I Timothy 2:1-2 "First of all, then, I urge that supplications, prayers, intercessions, and thanksgivings be made for all people, for kings and all who are in high positions, that we may lead a peaceful and quiet life, godly and dignified in every way."

The main thing Christians are urged to pray for, when we pray for politicians, is that government will allow us to lead a peaceful and quiet life, and to let us get on with being Christians. This implies that the main thing that we are to look for from government is to basically leave us alone and protect us from those who would attack us. Which is basically the libertarianism position.

3. If we want to be allowed to lead a peaceful and quiet life, then we should want others to be allowed to lead a quiet life and do what they want to do. As a Christian, you cannot consistently ask the government to grant you the freedom to do what you want, if you, at the same time, want the government to deny others the freedom to do what they want (as long, of course, as it does not hurt someone else). Luke 6:31 "Do to others as you would have them do to you."

4. I have never seen anything in the Bible which suggests that libertarian principles are not compatible with Christianity.

If readers believe that I am wrong, then I invite them to point out my errors.

10 comments:

indigomyth said...

I broadly concur. However, out of curiosity, why do you not agree with the principle of self-ownership?

Stuart said...

Excellent, just what I have been waiting for. I'm going to cross post this one.

indigomyth said...

//...directly defend that freedom.//

The inclusion of the word "directly" is critical, I think, because it denies pre-emptive action against people who have not threatened, or even planned to use, violence. So, for example, having someone high on heroine may be an indirect threat to my safety (they may go mental and hit me), however, until I am directly threatened, I should not aggress.

Young Mr. Brown said...

"However, out of curiosity, why do you not agree with the principle of self-ownership?"

Biblical principle.

The Apostle Paul tells Christians "You are not your own, for you were bought with a price." (I Corinthians 6:19-20)(The price he refers to is the death of Christ).

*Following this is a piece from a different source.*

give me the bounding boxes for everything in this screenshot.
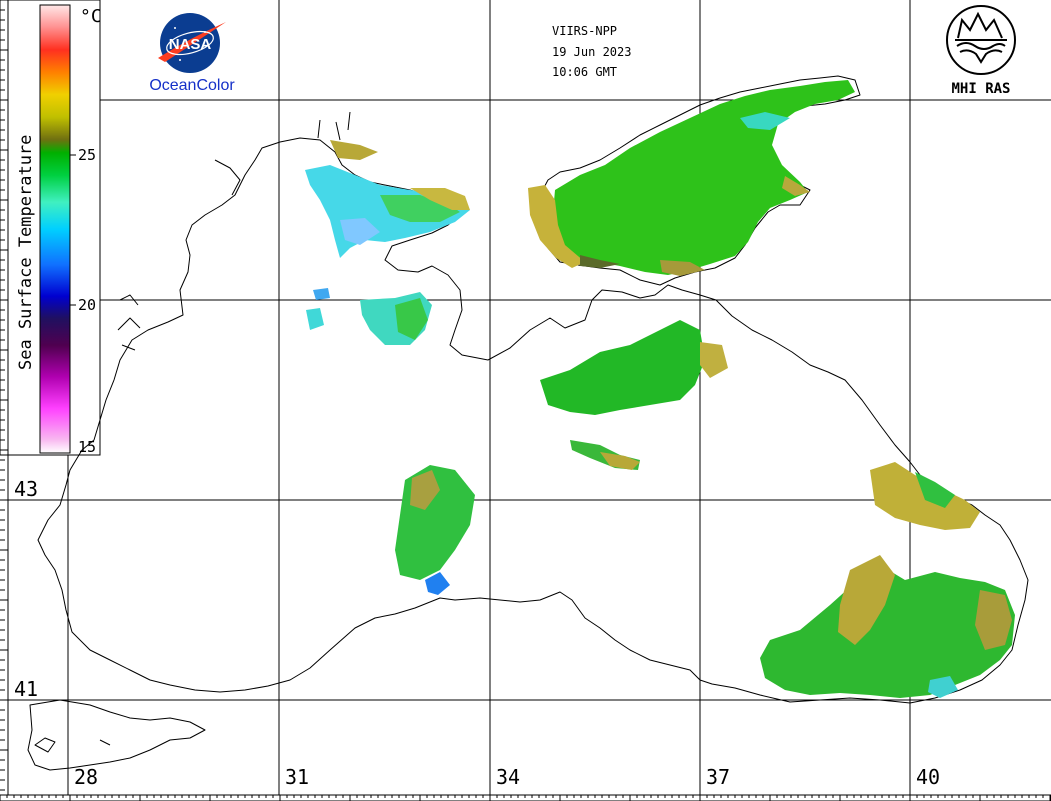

In fact, one could argue from the Bible that God owns everyone and everything, by virtue of being our creator: "The earth is the LORD's, and everything in it,
the world, and all who live in it.
" (Psalm 24:1)

I guess it really depends on how one defines "self-ownership", but as a Christian, the idea that I own myself doesn't sound right.

Young Mr. Brown said...

Thanks, Stuart.

I appreciate your kind words about this blog.

indigomyth said...

YMB,
//Biblical principle.//

Fair enough.


//In fact, one could argue from the Bible that God owns everyone and everything, by virtue of being our creator://

I am not a theologian, however, would that not mean that Ford still owned my car, even though I paid money for it?

I suppose there is no equivalent with God is there? A way to buy yourself back off of God

Young Mr. Brown said...

Indigomyth,

You are quite correct.

You can buy your car from Ford, because you gave them your money.

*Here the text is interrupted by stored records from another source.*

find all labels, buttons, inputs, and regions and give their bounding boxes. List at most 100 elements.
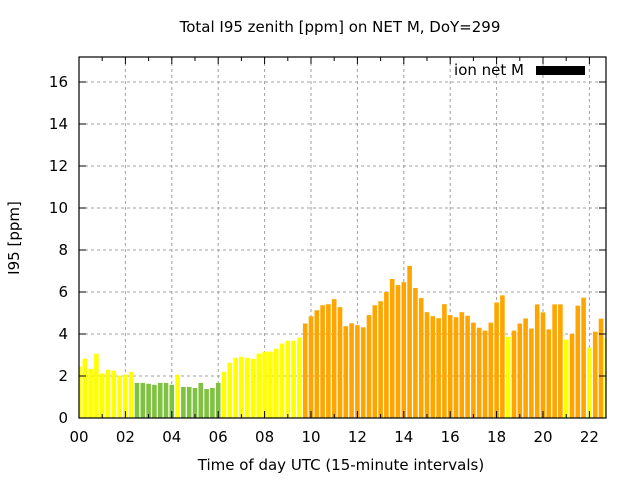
y-tick-label: 12	[49, 157, 68, 175]
plot-frame	[78, 56, 607, 419]
bar	[465, 315, 470, 418]
bar	[558, 304, 563, 418]
y-tick-label: 8	[58, 241, 68, 259]
bar	[239, 356, 244, 418]
bar	[134, 382, 140, 418]
bar	[389, 278, 395, 418]
bar	[250, 358, 256, 418]
bar	[552, 304, 557, 418]
bar	[169, 384, 175, 418]
bar	[186, 386, 192, 418]
x-tick-label: 16	[441, 428, 460, 446]
y-tick-label: 16	[49, 73, 68, 91]
bar	[94, 353, 99, 418]
bar	[99, 373, 105, 418]
bar	[79, 366, 82, 418]
x-tick-label: 20	[533, 428, 552, 446]
bar	[302, 323, 308, 418]
bar	[546, 329, 552, 418]
bar	[598, 318, 604, 418]
y-tick-label: 4	[58, 325, 68, 343]
bar	[204, 389, 209, 418]
bar	[494, 302, 499, 418]
bar	[529, 328, 534, 418]
bar	[563, 339, 569, 418]
bar	[215, 382, 221, 418]
bar	[111, 370, 117, 418]
bar	[221, 371, 227, 418]
bar	[360, 327, 366, 418]
bar	[337, 307, 343, 418]
bar	[256, 353, 262, 418]
bar	[378, 301, 383, 418]
bar	[488, 322, 494, 418]
bar	[534, 304, 540, 418]
y-tick-label: 10	[49, 199, 68, 217]
bar	[146, 383, 151, 418]
bar	[82, 358, 88, 418]
y-tick-label: 2	[58, 367, 68, 385]
bar	[285, 340, 291, 418]
bar	[372, 305, 378, 418]
bar	[453, 317, 459, 418]
bar	[88, 368, 93, 418]
bar	[459, 312, 465, 418]
bar	[331, 299, 337, 418]
bar	[476, 327, 482, 418]
y-tick-labels: 0 2 4 6 8 10 12 14 16	[49, 73, 68, 427]
x-tick-label: 18	[487, 428, 506, 446]
bar	[349, 323, 354, 418]
bar	[471, 322, 476, 418]
bar	[279, 343, 285, 418]
bar	[413, 288, 418, 418]
legend: ion net M	[454, 61, 585, 79]
bar	[575, 305, 581, 418]
bar	[297, 337, 302, 418]
bar	[505, 336, 511, 418]
bar	[540, 312, 546, 418]
bar	[395, 285, 401, 418]
bars	[79, 265, 606, 418]
bar	[314, 310, 320, 418]
bar	[592, 331, 598, 418]
bar	[244, 357, 250, 418]
bar	[117, 375, 122, 418]
bar	[482, 330, 488, 418]
bar	[320, 305, 325, 418]
chart-title: Total I95 zenith [ppm] on NET M, DoY=299	[179, 18, 501, 36]
x-tick-label: 10	[301, 428, 320, 446]
x-tick-label: 14	[394, 428, 413, 446]
x-tick-label: 08	[255, 428, 274, 446]
bar	[366, 315, 372, 418]
bar	[128, 371, 134, 418]
bar	[210, 387, 215, 418]
y-tick-label: 0	[58, 409, 68, 427]
bar	[581, 297, 586, 418]
bar	[308, 316, 314, 418]
bar	[384, 292, 389, 418]
bar	[105, 369, 111, 418]
bar	[198, 382, 204, 418]
bar	[152, 384, 157, 418]
ticks	[78, 57, 606, 419]
bar	[442, 304, 447, 418]
x-tick-label: 04	[162, 428, 181, 446]
bar	[268, 351, 273, 418]
bar	[175, 374, 180, 418]
legend-swatch	[536, 66, 585, 75]
bar	[569, 333, 575, 418]
y-axis-label: I95 [ppm]	[5, 201, 23, 275]
bar	[401, 282, 407, 418]
bar	[227, 362, 233, 418]
bar	[511, 330, 517, 418]
bar	[523, 318, 528, 418]
bar	[192, 387, 198, 418]
bar	[163, 382, 169, 418]
bar	[157, 382, 163, 418]
bar	[273, 348, 279, 418]
bar	[233, 357, 238, 418]
bar	[262, 351, 267, 418]
x-tick-label: 06	[209, 428, 228, 446]
bar	[517, 323, 523, 418]
bar	[436, 318, 441, 418]
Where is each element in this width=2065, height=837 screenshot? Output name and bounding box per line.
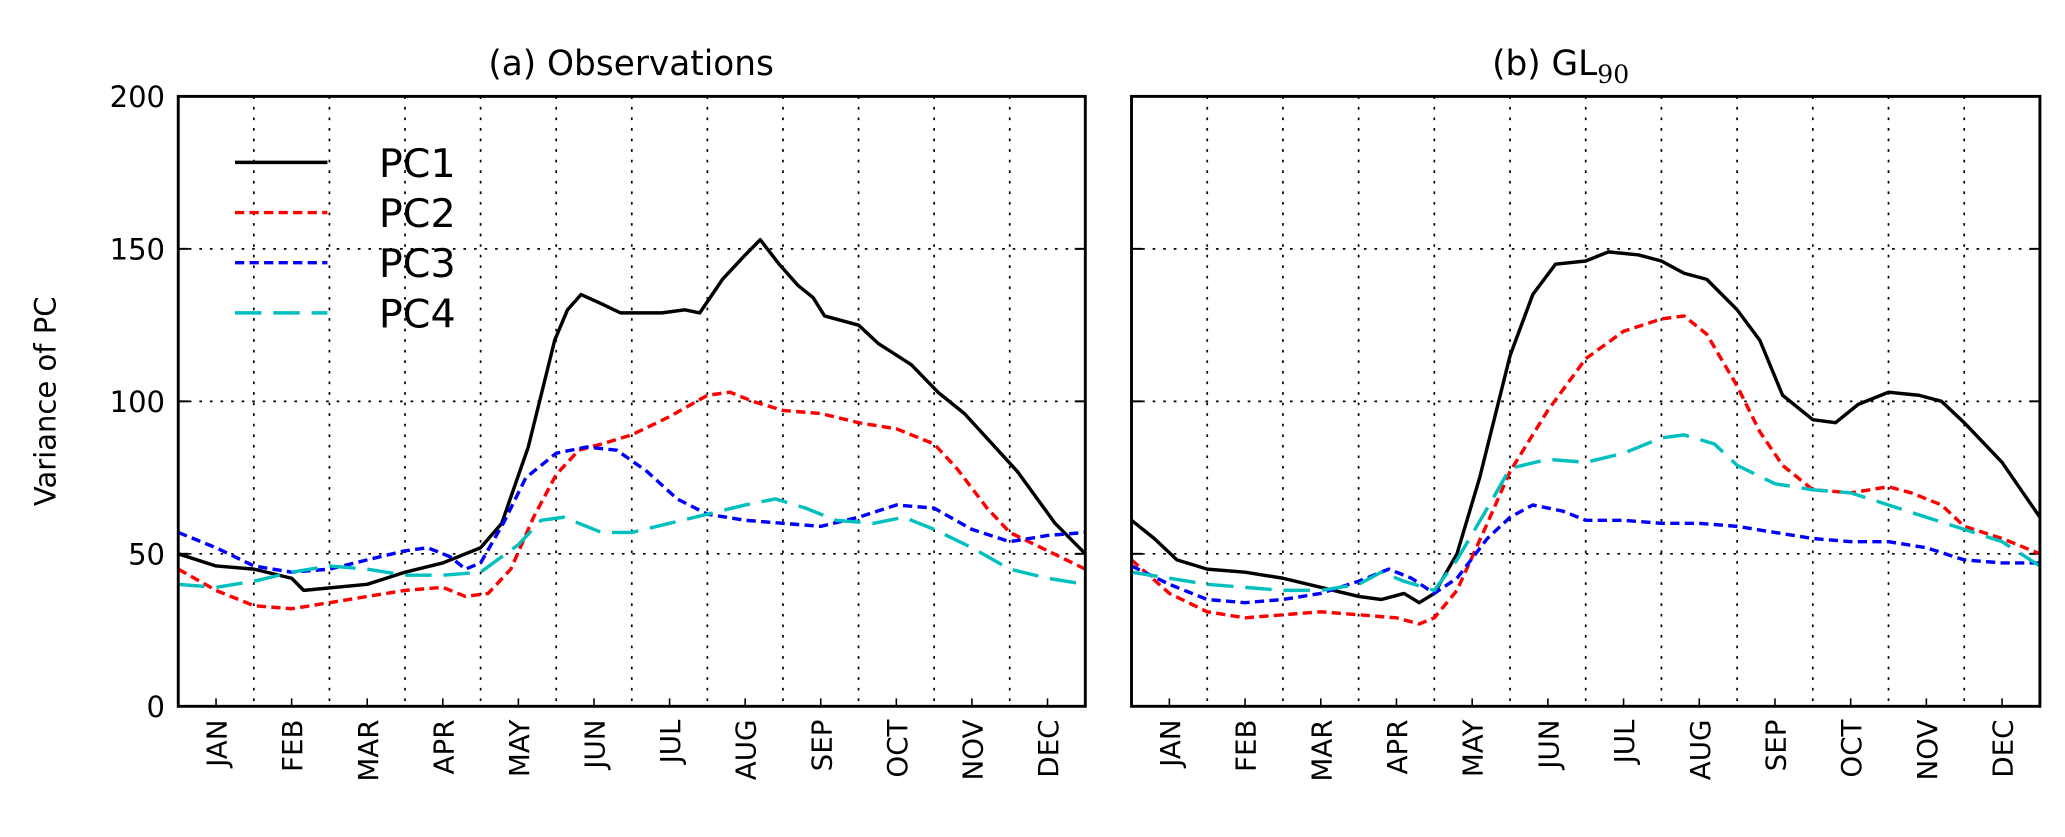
x-tick-label: JUN: [1532, 720, 1565, 771]
x-tick-label: SEP: [1760, 720, 1793, 772]
series-line-pc2: [1130, 314, 2041, 626]
legend-label: PC2: [379, 191, 456, 237]
series-line-pc3: [177, 445, 1086, 574]
y-tick-label: 50: [128, 537, 165, 571]
y-axis-label: Variance of PC: [28, 297, 62, 507]
x-tick-label: DEC: [1032, 720, 1065, 778]
panel-a: 0 50 100 150 200 JAN FEB MAR APR MAY JUN JUL AUG SEP O…: [110, 80, 1087, 782]
x-tick-label: OCT: [881, 718, 914, 777]
series-line-pc1: [1130, 250, 2042, 605]
x-tick-label: AUG: [1684, 720, 1717, 781]
x-tick-label: MAY: [503, 719, 536, 777]
x-tick-label: JUN: [579, 720, 612, 771]
x-tick-label: FEB: [276, 720, 309, 772]
x-tick-label: NOV: [956, 719, 989, 780]
panel-a-title: (a) Observations: [488, 44, 774, 84]
series-line-pc4: [1131, 433, 2041, 593]
panel-b-title: (b) GL90: [1492, 44, 1629, 89]
x-tick-label: FEB: [1230, 720, 1263, 772]
axes-frame: [1130, 94, 2042, 708]
x-tick-label: SEP: [805, 720, 838, 772]
x-tick-label: MAR: [352, 720, 385, 782]
x-tick-label: AUG: [730, 720, 763, 781]
y-tick-label: 200: [110, 80, 165, 114]
legend-label: PC4: [379, 291, 456, 337]
series-line-pc1: [177, 238, 1087, 593]
legend-label: PC3: [379, 241, 456, 287]
series-line-pc2: [177, 390, 1087, 611]
x-tick-label: JUL: [654, 719, 687, 765]
x-tick-label: MAR: [1305, 720, 1338, 782]
y-tick-label: 150: [110, 232, 165, 266]
series-line-pc4: [178, 497, 1086, 590]
x-tick-label: MAY: [1457, 719, 1490, 777]
x-tick-label: APR: [1381, 720, 1414, 775]
y-tick-label: 100: [110, 385, 165, 419]
x-tick-label: JUL: [1608, 719, 1641, 765]
x-tick-label: DEC: [1987, 720, 2020, 778]
panel-b-title-subscript: 90: [1597, 60, 1629, 89]
panel-b: JAN FEB MAR APR MAY JUN JUL AUG SEP OCT NOV DEC: [1130, 94, 2042, 782]
x-tick-label: NOV: [1911, 719, 1944, 780]
y-tick-label: 0: [147, 690, 165, 724]
legend-label: PC1: [379, 141, 456, 187]
axes-frame: [176, 94, 1087, 708]
x-tick-label: JAN: [1154, 720, 1187, 769]
panel-b-title-main: (b) GL: [1492, 44, 1597, 84]
x-tick-label: JAN: [201, 720, 234, 769]
x-tick-label: APR: [427, 720, 460, 775]
series-line-pc3: [1130, 503, 2040, 605]
x-tick-label: OCT: [1835, 718, 1868, 777]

But you cannot buy yourself off of God, because the money (or whatever) that you consider to be yours actually belongs to him, too.

Stewart Cowan said...

I feel bad about not contributing, although I have been thinking about this. To be honest, I don't know. Hope you find my honesty refreshing!

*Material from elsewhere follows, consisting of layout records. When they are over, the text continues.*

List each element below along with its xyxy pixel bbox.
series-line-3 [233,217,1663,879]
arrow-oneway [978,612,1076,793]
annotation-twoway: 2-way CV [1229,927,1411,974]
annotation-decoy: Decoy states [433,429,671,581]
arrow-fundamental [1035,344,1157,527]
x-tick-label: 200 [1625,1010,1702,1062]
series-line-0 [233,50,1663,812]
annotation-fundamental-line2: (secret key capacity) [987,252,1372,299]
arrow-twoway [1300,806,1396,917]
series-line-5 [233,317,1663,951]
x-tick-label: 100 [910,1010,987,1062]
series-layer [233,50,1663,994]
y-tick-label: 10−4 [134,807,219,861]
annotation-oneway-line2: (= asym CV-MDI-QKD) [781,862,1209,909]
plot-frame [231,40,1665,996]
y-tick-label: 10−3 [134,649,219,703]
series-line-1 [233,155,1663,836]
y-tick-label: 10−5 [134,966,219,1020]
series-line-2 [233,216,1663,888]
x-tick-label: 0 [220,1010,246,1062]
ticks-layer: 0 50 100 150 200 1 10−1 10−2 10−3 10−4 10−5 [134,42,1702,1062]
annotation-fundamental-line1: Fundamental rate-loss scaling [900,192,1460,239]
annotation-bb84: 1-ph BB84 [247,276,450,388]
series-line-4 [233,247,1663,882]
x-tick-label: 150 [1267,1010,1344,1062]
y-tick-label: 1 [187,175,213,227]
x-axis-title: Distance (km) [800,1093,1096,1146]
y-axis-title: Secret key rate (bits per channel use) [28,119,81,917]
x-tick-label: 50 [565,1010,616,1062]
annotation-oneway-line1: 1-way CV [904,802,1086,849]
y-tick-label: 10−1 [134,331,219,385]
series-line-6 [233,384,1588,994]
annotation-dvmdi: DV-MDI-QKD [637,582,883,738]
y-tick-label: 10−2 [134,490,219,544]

Personally, I prefer society to be constructed out of Christian values and so certain things, like abortion and homosexual behaviour, would be taboo.

Young Mr. Brown said...

Hi Stewart,

Yes, I find your honesty very refreshing. And there are (of course) times when I don't really have anything to say, and hence say nothing.

"Personally, I prefer society to be constructed out of Christian values and so certain things, like abortion and homosexual behaviour, would be taboo."

There are many things that a Christian would prefer that people didn't do. But can all of them be made illegal? I doubt that many people really believe they can.

Young Mr. Brown said...

Oh, and by the way, abortion and homosexual behaviour are very different issues. While libertarians are unanimous in believing that homosexual behaviour should be legal, many libertarians believe that abortion is an act of aggression against an unborn child, and hence should be illegal.